ABSTRACT

One example is Adolphe Quetelet’s (1796-1874) enumeration and subsequent interpretation of crime. Ian Hacking calls Quetelet “the greatest regularity salesman of the nineteenth century” (ibid.: 105), “fond of numbers, and happy to jump to conclusions” (ibid.: 106). With a background in astronomy, Quetelet hoped to discover the social mechanics, the underlying statistical laws governing crime (Beirne 1993: 77). When he interpreted the collected crime statistics, he found exactly what he had been looking for. Despite variations by up to 10 percent, he was stunned by an “alarming regularity” and a “surprising constancy with which the numbers of the statistics of crime are reproduced annually” (Quetelet 1996/1842: 15).
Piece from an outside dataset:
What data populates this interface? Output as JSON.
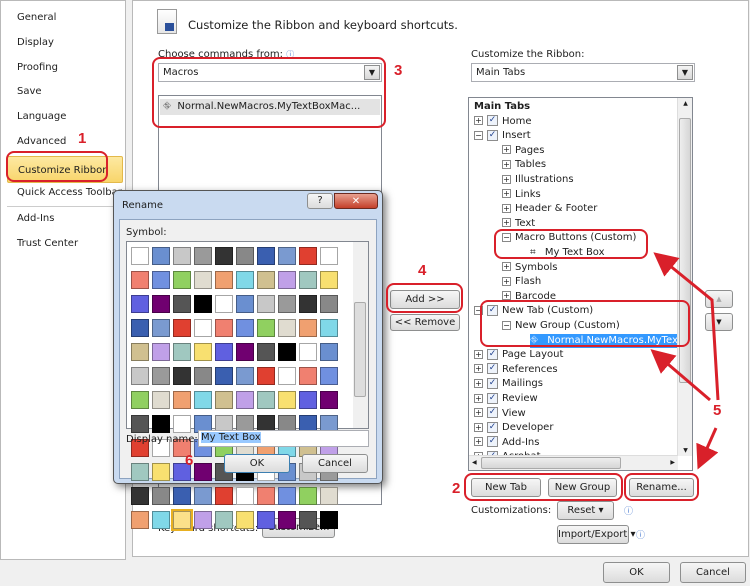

He explained this “regularity” and “constancy” with a reference to the principle that “effects are proportionate to their causes, and that the effects remain the same, if the causes which have produced them do not vary” (ibid.: 16). He concluded that “the crimes which are annually committed seem to be a necessary result of our social organization, and [ . . . ] the number of them cannot diminish without the causes which induce them

undergoing previous modifi cation [ . . . ]. Society prepares crime, and the guilty are only the instruments by which it is executed.” (ibid.: 28, italics in original).